No immediate effect on product roadmap
AMD indicated that Jim Keller leaves the company after just three years to “pursue other opportunities.” Mark Papermaster, AMD’s chief technology officer, will be the acting leader of CPU architecture development group previously led by Mr. Keller. Eventually, AMD will have to find a decent replacement for the legendary chip architect.
“Deep team was in place to drive completion phase of our next-generation ‘Zen’ core and associated system IP and SOCs,” said Drew Prairie, director of corporate communications at AMD. “Jim Keller’s departure is not expected to impact our public product or technology roadmaps, and we remain on track for ‘Zen’ availability in 2016 with first full year of revenue in 2017. There are no other organizational changes related to Jim’s departure.”
Jim Keller, a legendary CPU architect, is best known for such high-performance designs as DEC’s Alpha 21164 and 21264, AMD’s “K8” (Athlon 64/Opteron), Apple’s “Swift”, “Cyclone”, “Typhoon” as well as multiple successful PowerPC- and MIPS-based system-on-chips. After Mr. Keller completed his work on “K8”, he left AMD in 1999. He returned to AMD in 2012.
“Zen” and “K12”
At AMD, Mr. Keller was responsible for development of the company’s next-generation x86 and ARM micro-architectures, including “Zen”, “Zen+”, “K12” and others. AMD claims that microprocessors based on its “Zen” cores will offer 40 per cent higher instructions per clock performance compared to “Excavator” x86 cores.
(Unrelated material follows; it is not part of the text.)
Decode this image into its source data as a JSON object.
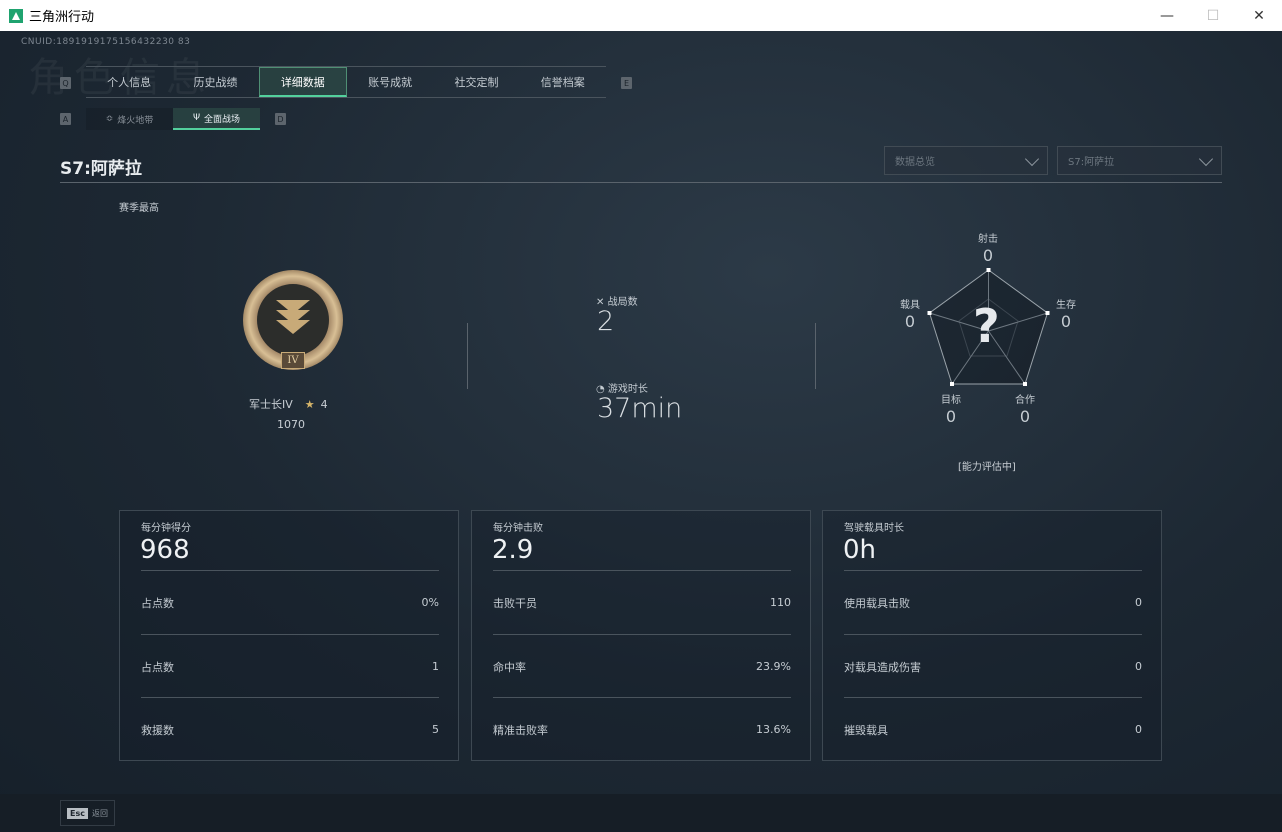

While a micro-architecture is crucially important for success of multiple generations of products, relatively small groups of people design it. Moreover, it does not take too long to create a modern CPU micro-architecture on a high-level. What does take a long time is implementation of actual hardware blocks inside processor cores (instruction fetchers/decoders, schedulers, arithmetic logic units, floating point units, etc.), development of various “un-core” components (pre-fetchers, internal interconnections, caches, memory controllers, interfaces, etc.), design and implementation of actual chips based on the architecture and hardware blocks. As a result, CPUs that are sold today are powered by micro-architectures developed many years ago.
“Architecture decisions are many years in advance of products,” explained the representative for AMD. “As you may remember, he was a primary architect on K8. We launched that product in 2003 and he had left AMD in 1999.”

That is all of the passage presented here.